Stir-fried savoy cabbage: A fiber powerhouse

Fiber is essential for digestion, heart health, and weight management. Savoy cabbage offers 3g of fiber per 100g, making it a delicious alternative to bland bran cereals.

Quick stir-fry method

Heat 1 tbsp of oil in a wok, add grated garlic, fresh ginger, and diced red chili, and stir-fry for a minute. Toss in shredded Savoy cabbage and cook for three more minutes. Drizzle with sesame oil before serving.

Green peas in diet: A plant-based brain boost

Unlike most vegetables, peas are rich in plant-based protein, offering 5.5g per 100g without the saturated fat found in animal protein.

How to add them to your diet

Blanch peas, mangetout, and green beans in boiling water for a few minutes. Make a dressing with lemon juice, orange juice, cumin, olive oil, salt, and pepper. Toss the veggies while warm and enjoy as a hearty winter salad.

Swiss chard with quinoa: Strengthen your bones

Most people know that calcium and vitamin D are essential for bone health, but vitamin K is just as crucial. It takes just 100g of Swiss chard to provide the daily recommended amount of vitamin K.

Simple side dish

Sauté mushrooms in butter and olive oil. Add pre-cooked quinoa, chopped Swiss chard, and fresh herbs (like mint or parsley). Let the leaves wilt, then finish with lemon juice, Parmesan shavings, and black pepper.
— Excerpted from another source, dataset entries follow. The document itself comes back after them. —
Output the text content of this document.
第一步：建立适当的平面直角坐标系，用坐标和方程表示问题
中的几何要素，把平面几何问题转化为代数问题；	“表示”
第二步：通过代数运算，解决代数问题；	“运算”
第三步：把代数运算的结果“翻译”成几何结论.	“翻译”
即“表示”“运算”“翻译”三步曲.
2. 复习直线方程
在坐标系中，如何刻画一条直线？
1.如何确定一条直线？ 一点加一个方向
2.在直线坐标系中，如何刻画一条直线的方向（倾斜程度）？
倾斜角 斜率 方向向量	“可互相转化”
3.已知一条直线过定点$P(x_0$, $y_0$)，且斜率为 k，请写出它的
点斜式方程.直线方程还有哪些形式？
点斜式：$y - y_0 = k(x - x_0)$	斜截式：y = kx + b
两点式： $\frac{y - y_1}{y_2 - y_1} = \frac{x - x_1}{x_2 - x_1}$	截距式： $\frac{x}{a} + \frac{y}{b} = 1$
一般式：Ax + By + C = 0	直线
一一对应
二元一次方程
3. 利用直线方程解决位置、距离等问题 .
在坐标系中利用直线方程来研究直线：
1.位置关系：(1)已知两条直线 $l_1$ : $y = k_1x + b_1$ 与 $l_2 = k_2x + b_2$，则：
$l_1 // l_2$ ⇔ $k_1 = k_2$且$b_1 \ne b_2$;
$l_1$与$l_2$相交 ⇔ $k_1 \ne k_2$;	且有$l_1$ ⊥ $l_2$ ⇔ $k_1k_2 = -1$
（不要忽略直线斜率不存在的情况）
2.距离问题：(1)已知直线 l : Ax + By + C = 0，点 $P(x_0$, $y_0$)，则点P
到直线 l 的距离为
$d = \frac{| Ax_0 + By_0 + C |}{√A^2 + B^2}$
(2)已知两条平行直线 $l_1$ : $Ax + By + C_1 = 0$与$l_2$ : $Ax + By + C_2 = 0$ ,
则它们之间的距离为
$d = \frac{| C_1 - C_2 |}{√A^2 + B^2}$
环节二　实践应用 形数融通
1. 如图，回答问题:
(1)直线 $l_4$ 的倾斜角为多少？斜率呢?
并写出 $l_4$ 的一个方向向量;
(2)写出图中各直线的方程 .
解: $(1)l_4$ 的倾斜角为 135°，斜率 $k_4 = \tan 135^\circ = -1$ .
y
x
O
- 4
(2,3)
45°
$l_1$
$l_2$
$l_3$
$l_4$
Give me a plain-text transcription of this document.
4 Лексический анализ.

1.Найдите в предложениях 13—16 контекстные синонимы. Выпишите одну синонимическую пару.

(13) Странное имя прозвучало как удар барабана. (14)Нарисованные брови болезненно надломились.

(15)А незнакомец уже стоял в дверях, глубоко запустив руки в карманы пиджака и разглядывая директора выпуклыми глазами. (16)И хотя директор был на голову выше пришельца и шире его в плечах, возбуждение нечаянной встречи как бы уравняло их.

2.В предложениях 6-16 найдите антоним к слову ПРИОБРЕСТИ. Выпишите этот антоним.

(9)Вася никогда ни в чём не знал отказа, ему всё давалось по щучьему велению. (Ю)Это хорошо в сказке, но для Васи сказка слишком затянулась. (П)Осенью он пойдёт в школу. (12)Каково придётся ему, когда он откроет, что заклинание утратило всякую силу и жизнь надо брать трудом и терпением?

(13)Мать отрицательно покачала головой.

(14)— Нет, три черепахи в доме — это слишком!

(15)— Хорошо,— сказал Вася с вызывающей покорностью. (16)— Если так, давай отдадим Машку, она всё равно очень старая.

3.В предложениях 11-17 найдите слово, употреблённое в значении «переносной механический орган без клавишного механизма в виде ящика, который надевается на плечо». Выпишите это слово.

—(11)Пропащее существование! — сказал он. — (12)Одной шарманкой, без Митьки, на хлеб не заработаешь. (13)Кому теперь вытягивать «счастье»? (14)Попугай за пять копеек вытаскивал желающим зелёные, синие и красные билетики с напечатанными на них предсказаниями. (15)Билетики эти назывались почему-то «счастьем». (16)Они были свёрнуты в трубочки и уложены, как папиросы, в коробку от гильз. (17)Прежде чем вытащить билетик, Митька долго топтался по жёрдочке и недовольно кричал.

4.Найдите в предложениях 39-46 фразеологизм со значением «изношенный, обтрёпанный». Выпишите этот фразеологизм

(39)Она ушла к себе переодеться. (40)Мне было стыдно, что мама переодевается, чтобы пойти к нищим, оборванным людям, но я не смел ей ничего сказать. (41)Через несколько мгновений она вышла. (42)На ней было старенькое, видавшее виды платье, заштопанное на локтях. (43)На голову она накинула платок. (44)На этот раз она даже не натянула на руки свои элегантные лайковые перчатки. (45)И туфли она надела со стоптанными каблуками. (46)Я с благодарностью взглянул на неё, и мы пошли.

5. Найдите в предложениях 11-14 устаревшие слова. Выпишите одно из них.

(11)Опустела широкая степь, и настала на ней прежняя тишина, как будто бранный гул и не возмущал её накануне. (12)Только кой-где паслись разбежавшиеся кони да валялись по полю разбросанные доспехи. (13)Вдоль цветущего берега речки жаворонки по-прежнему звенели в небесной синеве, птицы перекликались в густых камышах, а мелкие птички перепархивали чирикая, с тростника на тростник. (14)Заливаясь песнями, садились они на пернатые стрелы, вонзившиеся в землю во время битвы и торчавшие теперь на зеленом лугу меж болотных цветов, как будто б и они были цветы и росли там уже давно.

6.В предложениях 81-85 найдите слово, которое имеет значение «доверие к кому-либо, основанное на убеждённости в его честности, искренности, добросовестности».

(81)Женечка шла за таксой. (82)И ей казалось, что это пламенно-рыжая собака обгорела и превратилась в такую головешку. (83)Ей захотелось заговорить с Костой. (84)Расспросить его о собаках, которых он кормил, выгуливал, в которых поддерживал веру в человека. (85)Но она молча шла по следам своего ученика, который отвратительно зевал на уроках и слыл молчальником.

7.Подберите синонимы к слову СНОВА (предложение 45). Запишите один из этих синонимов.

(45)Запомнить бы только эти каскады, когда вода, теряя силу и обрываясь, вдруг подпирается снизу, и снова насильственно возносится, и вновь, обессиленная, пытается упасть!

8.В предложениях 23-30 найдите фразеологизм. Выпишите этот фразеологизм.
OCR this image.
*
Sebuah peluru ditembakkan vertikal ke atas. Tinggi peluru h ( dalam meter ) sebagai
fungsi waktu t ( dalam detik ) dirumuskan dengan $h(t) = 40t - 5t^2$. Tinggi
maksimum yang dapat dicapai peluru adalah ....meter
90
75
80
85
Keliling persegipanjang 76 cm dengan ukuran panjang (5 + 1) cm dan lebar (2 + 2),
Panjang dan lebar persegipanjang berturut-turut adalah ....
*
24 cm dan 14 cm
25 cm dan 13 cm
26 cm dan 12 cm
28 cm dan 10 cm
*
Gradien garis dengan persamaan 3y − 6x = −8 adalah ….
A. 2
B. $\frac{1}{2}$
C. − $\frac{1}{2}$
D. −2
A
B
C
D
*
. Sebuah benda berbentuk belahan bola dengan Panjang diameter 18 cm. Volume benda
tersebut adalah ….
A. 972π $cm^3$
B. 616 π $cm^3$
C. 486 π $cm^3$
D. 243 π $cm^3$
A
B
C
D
Focus of the Mediterranean diet

The Mediterranean diet draws inspiration from the traditional cuisines of Mediterranean countries like Greece, Italy, and Spain. It focuses on whole, nutrient-rich foods and prioritizes healthy fats, with olive oil serving as the main source.

The diet includes abundant vegetables, fruits, whole grains, nuts, and seeds, along with lean proteins like fish and seafood, and moderate amounts of poultry, eggs, and dairy.

Red meat and processed foods are consumed sparingly, while meals are rich in fiber from plant-based sources such as legumes and whole grains. Herbs and spices are used to flavor dishes, reducing the reliance on salt.

Green diet for brain health

The latest research shows that adding more green vegetables to this diet can help support brain function, improve memory, and enhance overall health.

These greens contain powerful plant compounds, such as polyphenols and antioxidants, which help reduce inflammation and protect brain cells from age-related damage.

By adding extra greens to your diet, you can provide your brain with essential vitamins, minerals, and fiber that support cognitive function and gut health. These nutrients play a key role in reducing the risk of memory decline.

Regular consumption of these green Mediterranean staples may help maintain long-term brain health, keeping you mentally sharp for years to come.